The procedure is generally considered when a patient has failed multiple anti-seizure medications, a condition called drug-resistant epilepsy (DRE). Corpus callosotomy is palliative, meaning it is intended to reduce seizure severity and frequency rather than eliminate epilepsy entirely. It’s especially effective for atonic seizures, also called “drop attacks,” where the patient suddenly loses all muscle tone and collapses to the ground (Whitney et al., 2024). These can be incredibly dangerous, and for some patients, corpus callosotomy can reduce or eliminate them entirely.

Traditionally, the procedure required open craniotomy. The surgeon makes an incision in the scalp, temporarily removes a section of skull, and uses a microscope to access and cut the corpus callosum fibers. A partial callosotomy, typically severing the front two-thirds of the structure, is usually performed first. This is done to preserve as much interhemispheric communication as possible, since cutting the full callosum can result in “disconnection syndrome,” where the two halves of the brain essentially stop cooperating with each other in coordinated tasks (Motiwala et al., 2024).

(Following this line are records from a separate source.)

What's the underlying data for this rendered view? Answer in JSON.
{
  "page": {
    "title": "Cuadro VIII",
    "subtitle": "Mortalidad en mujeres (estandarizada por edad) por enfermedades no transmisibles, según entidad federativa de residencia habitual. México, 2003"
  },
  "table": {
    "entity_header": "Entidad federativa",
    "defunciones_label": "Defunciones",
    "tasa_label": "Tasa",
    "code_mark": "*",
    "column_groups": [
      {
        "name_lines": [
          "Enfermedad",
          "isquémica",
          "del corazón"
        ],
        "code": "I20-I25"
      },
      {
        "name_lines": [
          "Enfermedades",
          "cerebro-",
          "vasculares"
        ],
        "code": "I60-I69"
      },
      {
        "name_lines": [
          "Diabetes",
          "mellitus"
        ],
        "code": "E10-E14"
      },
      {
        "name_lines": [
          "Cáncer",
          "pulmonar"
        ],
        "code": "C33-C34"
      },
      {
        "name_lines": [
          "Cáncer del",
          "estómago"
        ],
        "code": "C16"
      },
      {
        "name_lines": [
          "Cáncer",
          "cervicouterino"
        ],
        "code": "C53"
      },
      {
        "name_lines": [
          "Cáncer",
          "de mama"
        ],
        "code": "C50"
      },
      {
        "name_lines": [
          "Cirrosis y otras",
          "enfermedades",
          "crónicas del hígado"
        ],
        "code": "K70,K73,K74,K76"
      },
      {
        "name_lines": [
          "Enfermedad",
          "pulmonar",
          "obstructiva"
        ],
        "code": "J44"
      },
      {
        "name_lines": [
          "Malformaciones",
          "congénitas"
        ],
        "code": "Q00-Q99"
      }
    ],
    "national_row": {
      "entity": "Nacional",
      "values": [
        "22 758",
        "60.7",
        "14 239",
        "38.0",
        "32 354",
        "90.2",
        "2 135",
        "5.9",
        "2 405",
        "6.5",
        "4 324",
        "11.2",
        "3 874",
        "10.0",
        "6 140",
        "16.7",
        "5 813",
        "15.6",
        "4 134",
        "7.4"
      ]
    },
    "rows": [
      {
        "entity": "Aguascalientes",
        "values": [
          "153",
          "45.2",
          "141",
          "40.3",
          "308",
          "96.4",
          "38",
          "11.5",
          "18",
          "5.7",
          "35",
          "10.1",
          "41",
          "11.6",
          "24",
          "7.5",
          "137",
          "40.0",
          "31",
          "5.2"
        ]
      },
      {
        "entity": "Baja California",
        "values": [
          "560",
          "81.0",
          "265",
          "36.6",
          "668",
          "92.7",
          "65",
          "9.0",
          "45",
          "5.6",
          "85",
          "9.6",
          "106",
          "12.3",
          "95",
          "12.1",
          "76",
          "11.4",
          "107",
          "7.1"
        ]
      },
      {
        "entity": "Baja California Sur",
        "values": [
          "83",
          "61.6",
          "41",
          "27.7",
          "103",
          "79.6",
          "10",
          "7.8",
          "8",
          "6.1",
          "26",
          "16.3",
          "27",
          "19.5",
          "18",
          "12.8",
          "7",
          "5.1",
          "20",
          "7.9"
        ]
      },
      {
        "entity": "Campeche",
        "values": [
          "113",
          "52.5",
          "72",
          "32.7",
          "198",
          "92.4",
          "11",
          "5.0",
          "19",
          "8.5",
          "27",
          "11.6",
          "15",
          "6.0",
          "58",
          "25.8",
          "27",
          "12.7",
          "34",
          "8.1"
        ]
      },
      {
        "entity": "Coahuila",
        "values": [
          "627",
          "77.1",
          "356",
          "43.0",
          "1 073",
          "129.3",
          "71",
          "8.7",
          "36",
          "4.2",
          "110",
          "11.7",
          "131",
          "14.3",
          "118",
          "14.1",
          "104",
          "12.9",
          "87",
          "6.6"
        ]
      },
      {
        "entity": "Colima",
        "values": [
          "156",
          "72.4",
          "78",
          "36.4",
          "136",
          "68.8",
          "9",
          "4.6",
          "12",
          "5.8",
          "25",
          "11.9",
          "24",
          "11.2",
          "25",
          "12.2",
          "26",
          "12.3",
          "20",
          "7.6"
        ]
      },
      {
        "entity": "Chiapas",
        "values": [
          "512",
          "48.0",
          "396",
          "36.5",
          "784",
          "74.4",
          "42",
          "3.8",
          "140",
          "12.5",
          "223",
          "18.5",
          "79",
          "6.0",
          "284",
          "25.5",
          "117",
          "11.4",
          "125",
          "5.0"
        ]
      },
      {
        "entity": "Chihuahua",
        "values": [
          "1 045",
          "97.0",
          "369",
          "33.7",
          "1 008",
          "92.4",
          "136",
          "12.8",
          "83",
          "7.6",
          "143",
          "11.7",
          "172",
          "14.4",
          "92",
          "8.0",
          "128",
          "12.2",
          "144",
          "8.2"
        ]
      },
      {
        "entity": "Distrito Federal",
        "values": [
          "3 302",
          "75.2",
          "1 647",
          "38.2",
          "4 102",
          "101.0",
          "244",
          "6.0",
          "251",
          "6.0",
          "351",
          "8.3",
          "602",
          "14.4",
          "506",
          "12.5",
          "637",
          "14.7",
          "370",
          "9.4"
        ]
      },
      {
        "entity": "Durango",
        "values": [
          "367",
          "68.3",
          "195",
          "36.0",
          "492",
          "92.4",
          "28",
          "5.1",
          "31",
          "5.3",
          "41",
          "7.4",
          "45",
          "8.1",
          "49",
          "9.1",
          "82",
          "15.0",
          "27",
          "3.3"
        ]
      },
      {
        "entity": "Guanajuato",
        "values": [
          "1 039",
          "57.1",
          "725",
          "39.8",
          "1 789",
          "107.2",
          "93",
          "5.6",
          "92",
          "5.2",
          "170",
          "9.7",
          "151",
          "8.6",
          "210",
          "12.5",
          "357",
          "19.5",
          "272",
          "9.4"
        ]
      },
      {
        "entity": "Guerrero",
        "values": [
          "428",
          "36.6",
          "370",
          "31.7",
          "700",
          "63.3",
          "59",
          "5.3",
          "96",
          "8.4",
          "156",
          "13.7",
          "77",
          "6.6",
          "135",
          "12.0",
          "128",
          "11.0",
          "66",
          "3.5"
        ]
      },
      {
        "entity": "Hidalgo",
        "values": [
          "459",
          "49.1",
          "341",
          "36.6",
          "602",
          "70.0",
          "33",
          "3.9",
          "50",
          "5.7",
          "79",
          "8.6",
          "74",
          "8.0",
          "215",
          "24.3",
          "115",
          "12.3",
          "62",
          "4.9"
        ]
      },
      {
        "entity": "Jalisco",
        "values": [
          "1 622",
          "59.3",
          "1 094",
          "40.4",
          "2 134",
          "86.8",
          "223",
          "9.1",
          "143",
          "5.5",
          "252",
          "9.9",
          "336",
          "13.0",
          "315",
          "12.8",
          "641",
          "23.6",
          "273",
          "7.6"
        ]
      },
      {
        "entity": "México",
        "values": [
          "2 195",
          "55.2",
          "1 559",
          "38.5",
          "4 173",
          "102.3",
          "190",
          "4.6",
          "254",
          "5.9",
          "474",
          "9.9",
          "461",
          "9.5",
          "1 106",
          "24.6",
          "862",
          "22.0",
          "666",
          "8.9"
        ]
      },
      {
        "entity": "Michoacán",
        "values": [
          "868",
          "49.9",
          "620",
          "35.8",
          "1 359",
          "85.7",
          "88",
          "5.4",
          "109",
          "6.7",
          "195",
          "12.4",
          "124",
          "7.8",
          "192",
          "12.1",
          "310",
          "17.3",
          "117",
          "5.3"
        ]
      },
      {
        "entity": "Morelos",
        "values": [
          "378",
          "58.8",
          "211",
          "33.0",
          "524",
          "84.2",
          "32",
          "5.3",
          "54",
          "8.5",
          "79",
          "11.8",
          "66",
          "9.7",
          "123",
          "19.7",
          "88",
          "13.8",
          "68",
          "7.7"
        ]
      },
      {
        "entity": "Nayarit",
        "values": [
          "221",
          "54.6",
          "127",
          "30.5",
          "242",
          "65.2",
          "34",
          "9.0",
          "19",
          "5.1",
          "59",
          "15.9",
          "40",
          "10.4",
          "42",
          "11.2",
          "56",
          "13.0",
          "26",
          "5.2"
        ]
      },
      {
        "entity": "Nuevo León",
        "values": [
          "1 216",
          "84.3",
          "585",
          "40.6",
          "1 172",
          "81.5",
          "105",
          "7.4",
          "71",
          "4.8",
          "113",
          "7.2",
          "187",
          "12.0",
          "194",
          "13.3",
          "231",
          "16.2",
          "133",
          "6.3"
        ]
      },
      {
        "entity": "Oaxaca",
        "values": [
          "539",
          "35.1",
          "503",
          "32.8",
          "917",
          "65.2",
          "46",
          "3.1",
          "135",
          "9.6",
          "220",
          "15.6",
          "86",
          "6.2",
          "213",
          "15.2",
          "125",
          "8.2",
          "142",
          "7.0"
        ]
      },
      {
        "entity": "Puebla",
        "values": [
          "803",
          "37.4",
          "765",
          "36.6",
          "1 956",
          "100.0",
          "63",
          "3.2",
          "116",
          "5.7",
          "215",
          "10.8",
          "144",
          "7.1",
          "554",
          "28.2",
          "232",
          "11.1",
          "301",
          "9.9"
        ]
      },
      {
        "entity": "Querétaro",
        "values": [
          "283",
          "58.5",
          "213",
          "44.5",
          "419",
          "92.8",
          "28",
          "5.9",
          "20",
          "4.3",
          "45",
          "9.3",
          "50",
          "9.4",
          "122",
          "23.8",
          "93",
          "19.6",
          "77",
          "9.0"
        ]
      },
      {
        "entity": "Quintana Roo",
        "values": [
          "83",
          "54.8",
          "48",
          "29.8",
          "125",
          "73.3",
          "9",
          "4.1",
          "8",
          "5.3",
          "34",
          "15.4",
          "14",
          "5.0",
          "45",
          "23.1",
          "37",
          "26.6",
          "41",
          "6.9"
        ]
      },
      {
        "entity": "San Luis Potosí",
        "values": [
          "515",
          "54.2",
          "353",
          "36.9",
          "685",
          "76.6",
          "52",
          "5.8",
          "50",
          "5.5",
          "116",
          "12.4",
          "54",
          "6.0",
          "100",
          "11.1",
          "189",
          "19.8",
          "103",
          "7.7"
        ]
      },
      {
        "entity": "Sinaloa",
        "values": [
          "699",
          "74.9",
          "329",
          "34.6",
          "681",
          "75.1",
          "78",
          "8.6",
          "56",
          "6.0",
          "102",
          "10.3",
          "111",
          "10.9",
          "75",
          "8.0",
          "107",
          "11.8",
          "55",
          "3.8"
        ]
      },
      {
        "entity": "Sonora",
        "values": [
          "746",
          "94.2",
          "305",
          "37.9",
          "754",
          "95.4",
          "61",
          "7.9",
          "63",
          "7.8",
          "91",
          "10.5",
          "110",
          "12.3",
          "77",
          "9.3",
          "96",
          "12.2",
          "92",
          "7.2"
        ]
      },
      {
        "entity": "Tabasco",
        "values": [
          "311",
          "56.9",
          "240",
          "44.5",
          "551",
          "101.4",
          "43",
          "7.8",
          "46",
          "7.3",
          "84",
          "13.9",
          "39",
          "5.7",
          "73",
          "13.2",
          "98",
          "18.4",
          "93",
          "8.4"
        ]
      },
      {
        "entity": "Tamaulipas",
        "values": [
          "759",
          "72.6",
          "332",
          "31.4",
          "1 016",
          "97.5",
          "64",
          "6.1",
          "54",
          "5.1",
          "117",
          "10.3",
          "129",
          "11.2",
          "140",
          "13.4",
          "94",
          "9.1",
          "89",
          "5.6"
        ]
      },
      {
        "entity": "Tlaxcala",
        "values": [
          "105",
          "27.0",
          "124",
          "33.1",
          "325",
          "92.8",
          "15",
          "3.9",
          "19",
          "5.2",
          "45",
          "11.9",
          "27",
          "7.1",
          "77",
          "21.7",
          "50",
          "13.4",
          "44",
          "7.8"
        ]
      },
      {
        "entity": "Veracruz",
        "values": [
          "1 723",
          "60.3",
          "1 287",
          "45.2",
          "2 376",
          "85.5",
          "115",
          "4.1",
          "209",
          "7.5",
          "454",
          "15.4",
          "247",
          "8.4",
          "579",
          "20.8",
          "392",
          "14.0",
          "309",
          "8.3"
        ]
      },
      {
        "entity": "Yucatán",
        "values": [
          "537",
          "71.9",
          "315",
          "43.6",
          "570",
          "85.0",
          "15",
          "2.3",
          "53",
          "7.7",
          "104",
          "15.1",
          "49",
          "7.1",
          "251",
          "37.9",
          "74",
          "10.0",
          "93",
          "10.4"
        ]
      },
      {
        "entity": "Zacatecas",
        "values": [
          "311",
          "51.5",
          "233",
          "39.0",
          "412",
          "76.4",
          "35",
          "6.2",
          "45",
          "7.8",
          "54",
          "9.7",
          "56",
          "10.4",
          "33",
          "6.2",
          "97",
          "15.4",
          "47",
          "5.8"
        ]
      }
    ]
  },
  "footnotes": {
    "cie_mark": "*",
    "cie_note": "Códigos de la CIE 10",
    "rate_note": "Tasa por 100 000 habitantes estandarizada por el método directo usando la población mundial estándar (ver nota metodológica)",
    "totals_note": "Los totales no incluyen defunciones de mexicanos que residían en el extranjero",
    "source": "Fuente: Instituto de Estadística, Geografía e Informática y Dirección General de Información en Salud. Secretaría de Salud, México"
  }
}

Figure 1. A postoperative MRI showing corpus callosum ablation zone following MRgLITT callosotomy. The ablated region is visible among callosal bodies in the sagittal plane. (Phillips et al., 2024, Epilepsia Open)


More recently, surgeons have begun using a technique called MRI-guided laser interstitial thermal therapy, or MRgLITT, as a minimally invasive alternative to the open approach. A small laser fiber is inserted through a tiny hole in the skull, guided precisely to the corpus callosum using real-time MRI imaging. The laser heats the tissue and ablates the target fibers without the need for a full craniotomy. Phillips et al. (2024) found that patients undergoing MRgLITT callosotomy experienced a nearly threefold decrease in hospital stay compared to those receiving open surgery, with no statistically significant difference in seizure outcomes between the two groups.


Recovery from open corpus callosotomy typically takes several weeks. Patients may initially experience mutism, weakness on one side, or behavioral changes due to disrupted interhemispheric communication, however, most of these are temporary. The disconnection syndrome, should it occur after a complete callosotomy, can present in more lasting ways, like each hand seeming to act independently of the other. 


Neurological monitoring is critical in the postoperative period. Corpus callosotomy sits at a fascinating intersection of neurosurgery and cognitive neuroscience. The research done on callosotomy patients in the 1960s, particularly the “split-brain” studies by Sperry and Gazzaniga, gave scientists an unprecedented window into hemispheric lateralization and the nature of consciousness itself. Today, as minimally invasive techniques continue to improve, the procedure is being revisited with renewed interest.